Beide lachten, aber Radomir ergänzte, wieder ernst: „Schon, aber das war das Banner, das nie kämpfen musste. Gut für Oma. Sie war immerhin an diesen Gaul festgebunden!“ Beide schmunzelten versonnen.

„Wie dem auch sei, Nichte, mein Vater, dein Opa, will so viele aus seiner Familie noch einmal sehen, ehe Golgari ihn holt. Und er will es auch gegen den Willen seiner Mutter.

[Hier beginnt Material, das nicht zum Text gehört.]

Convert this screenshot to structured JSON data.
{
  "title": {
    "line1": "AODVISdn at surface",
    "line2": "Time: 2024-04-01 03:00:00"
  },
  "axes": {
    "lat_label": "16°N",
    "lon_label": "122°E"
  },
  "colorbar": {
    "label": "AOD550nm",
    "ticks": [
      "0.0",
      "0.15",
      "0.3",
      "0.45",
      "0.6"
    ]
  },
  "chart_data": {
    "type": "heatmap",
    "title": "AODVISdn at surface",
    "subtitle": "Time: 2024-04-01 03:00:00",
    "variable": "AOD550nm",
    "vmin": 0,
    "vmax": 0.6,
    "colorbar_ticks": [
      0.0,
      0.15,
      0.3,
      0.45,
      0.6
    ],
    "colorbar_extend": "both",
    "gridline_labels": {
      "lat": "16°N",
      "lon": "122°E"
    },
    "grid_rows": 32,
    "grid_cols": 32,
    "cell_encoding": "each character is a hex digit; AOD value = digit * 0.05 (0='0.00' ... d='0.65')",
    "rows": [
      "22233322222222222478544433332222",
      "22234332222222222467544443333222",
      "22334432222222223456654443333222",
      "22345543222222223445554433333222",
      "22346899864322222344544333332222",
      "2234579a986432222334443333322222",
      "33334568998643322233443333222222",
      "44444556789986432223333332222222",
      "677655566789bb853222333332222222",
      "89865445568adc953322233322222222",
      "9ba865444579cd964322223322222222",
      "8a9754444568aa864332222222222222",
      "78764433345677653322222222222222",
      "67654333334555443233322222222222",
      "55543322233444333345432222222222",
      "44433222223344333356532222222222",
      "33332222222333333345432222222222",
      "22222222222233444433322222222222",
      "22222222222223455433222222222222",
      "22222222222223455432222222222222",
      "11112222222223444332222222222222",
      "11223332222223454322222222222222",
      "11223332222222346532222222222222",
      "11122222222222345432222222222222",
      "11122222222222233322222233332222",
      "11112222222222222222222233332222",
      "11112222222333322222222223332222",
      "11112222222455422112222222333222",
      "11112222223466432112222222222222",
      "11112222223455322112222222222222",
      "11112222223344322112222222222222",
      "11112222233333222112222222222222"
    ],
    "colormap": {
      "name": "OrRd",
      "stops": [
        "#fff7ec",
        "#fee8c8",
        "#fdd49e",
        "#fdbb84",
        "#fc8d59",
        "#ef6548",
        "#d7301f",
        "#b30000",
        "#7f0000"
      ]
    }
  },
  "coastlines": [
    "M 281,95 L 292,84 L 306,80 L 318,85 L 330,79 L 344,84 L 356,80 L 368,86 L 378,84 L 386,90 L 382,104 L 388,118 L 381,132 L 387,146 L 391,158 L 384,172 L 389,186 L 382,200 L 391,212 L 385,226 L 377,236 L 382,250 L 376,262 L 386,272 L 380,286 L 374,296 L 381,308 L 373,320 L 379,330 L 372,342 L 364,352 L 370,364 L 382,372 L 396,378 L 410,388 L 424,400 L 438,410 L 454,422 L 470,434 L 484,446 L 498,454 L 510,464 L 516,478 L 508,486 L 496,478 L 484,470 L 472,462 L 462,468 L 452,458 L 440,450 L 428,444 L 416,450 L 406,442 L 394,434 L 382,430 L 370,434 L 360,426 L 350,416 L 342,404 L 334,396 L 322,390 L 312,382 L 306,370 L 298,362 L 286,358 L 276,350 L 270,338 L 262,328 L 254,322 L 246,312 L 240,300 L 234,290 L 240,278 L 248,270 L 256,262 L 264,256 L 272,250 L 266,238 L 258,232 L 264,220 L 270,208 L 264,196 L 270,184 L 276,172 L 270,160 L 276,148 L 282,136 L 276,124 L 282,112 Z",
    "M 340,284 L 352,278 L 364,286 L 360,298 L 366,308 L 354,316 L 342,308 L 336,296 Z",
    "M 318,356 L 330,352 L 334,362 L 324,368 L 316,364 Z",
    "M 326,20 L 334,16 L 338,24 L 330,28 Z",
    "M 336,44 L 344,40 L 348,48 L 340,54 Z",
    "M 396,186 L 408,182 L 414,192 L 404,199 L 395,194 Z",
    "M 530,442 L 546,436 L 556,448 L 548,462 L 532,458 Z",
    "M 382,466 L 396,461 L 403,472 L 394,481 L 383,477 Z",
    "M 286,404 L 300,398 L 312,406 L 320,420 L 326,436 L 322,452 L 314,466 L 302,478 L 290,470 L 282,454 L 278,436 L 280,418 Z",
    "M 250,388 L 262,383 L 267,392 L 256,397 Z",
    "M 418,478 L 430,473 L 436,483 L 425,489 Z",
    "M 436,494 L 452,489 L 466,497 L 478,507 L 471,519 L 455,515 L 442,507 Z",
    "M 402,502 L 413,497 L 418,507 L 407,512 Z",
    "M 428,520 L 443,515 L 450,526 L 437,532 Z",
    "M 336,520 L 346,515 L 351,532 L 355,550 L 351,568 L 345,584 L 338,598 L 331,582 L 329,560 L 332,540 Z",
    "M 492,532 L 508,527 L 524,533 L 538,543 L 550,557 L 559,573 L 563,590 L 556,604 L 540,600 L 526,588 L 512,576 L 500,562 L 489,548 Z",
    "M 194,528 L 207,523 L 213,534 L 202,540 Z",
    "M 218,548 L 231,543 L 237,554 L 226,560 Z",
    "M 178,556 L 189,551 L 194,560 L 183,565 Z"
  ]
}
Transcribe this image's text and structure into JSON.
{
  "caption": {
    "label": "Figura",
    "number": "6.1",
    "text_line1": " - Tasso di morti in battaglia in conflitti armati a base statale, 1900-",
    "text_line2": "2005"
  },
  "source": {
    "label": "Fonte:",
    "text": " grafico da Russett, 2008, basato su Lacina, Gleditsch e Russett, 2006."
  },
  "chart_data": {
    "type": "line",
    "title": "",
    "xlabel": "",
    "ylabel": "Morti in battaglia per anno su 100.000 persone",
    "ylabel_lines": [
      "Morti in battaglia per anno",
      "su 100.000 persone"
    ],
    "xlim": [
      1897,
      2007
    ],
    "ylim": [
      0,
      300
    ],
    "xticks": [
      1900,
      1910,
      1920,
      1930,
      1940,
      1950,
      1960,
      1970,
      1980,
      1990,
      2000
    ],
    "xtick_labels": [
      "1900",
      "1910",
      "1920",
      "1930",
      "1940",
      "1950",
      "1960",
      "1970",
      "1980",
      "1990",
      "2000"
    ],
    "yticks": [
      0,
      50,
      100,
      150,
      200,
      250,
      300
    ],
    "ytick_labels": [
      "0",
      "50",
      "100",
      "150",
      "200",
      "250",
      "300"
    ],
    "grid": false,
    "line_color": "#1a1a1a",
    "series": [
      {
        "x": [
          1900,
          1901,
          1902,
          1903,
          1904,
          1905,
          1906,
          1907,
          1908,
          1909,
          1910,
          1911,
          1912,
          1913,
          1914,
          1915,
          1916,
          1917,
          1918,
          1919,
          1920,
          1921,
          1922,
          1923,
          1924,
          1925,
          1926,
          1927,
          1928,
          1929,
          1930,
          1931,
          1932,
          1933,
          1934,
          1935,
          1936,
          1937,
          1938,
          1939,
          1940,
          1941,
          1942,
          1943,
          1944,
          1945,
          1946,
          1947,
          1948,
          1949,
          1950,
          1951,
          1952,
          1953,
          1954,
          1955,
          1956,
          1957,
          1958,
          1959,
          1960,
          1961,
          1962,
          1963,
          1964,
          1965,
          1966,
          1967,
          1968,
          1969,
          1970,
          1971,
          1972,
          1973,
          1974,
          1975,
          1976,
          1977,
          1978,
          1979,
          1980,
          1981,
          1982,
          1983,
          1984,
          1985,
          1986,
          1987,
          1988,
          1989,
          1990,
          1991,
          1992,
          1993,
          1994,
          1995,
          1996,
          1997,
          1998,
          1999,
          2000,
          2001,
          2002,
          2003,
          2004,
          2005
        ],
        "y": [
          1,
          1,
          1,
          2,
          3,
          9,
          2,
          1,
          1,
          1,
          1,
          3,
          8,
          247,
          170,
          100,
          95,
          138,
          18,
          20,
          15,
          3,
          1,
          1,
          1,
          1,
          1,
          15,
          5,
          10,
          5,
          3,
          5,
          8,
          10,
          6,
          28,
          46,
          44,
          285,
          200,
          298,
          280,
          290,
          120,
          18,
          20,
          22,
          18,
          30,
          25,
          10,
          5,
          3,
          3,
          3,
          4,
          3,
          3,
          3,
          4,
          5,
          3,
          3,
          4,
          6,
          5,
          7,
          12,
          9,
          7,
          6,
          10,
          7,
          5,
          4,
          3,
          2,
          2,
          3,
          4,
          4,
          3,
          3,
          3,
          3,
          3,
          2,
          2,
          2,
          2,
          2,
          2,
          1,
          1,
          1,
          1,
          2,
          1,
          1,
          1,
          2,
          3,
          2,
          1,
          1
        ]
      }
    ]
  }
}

Ein letztes Aufbegehren, wenn du so willst. Immerhin hat er sein Leben im Schatten seiner Mutter verbracht - vom ersten bis zum letzten Atemzug. Sagst du Palinai und Lucian bescheid?“

Radomir erhob sich. Die schwarzen Gedanken über seinen Sohn, den Schwertträger, hatten ihn trübsinnig gestimmt. Hätte rer gewusst, dass sein Vater zu diesem Zeitpunkt schon gestorben war, einfach friedlich eingeschlafen, dann wäre er noch niedergeschlagenerer gewesen. Um seines Vaters willen und um seiner Großmutter willen.

Aber so ist der Ratschluss der Götter und die Ordnung der Welt.